Angesichts dieses (ergänzten) Sachverhalts ist die Auffassung der Vorinstanzen durchaus zu teilen, dass die Nennung des konkreten Rücktrittsgrundes anlässlich der Erklärung vom 17. 7. 2006 keine Notwendigkeit für die Rechtswirksamkeit der Rücktrittserklärung war.

Entgegen der im außerordentlichen Revisionsrekurs der Kläger vertretenen Auffassung waren die Vorinstanzen insoweit auch nicht an die Ausführungen des Obersten Gerichtshofs in der Entscheidung 7 Ob 112/09k gebunden, als die Frage dort letztlich ausdrücklich offen gelassen wurde und das Erstgericht außerdem die Sachverhaltsgrundlage im vorliegenden Verfahren durch ein Bescheinigungsverfahren verbreiterte.
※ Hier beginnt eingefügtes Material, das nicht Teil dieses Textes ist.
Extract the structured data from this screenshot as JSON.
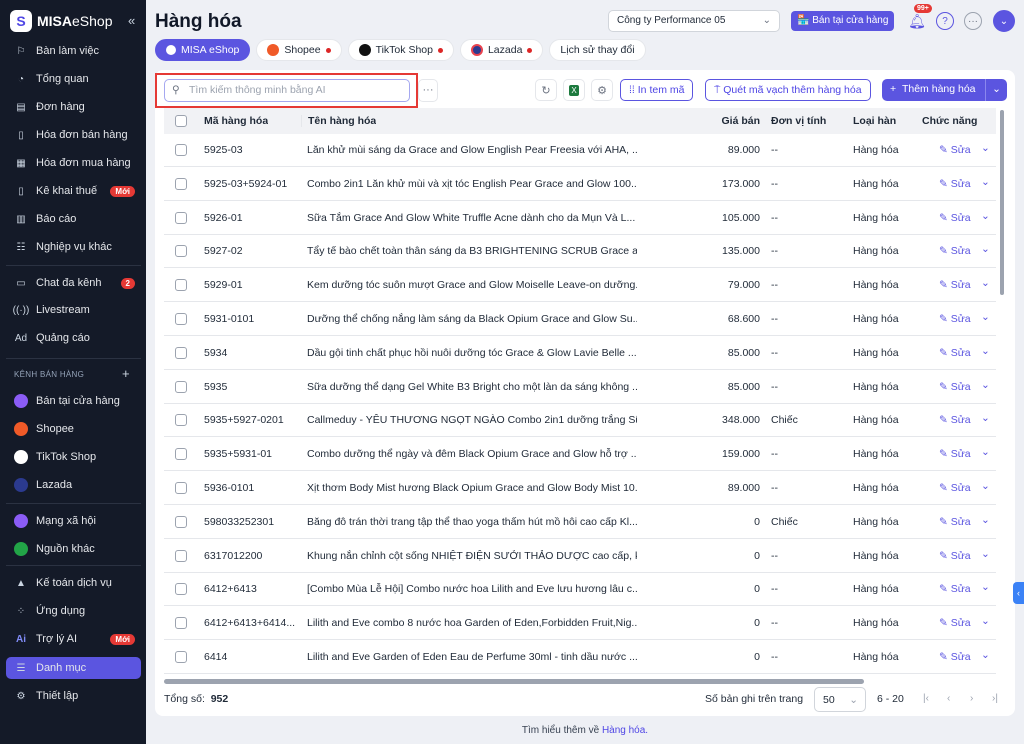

2.2. Der Oberste Gerichtshof hielt weiters in der genannten Entscheidung fest, die Formulierung im letzten Absatz der Vereinbarung vom 29. 4. 2004, dass bei Annahme des Anbots „der für das Grundbuch bestimmte und von der Rechtsanwaltskanzlei ... im Sinne der ... Vertragstextierung ausgefertigte Kaufvertrag von sämtlichen Vertragspartnern ordnungsgemäß und beglaubigt zu unterfertigen" sei, lasse auch die Möglichkeit einer Vereinbarung dahin offen, dass vor der „spätestens zum 22. 4. 2006" eintretenden Fälligkeit des vereinbarten Kaufpreises die Errichtung und beglaubigte Unterfertigung einer „für das Grundbuch bestimmten" Kaufvertragsurkunde geschehen sollte. Da dies bislang unterblieben sei, wäre der Kaufpreis noch nicht fällig.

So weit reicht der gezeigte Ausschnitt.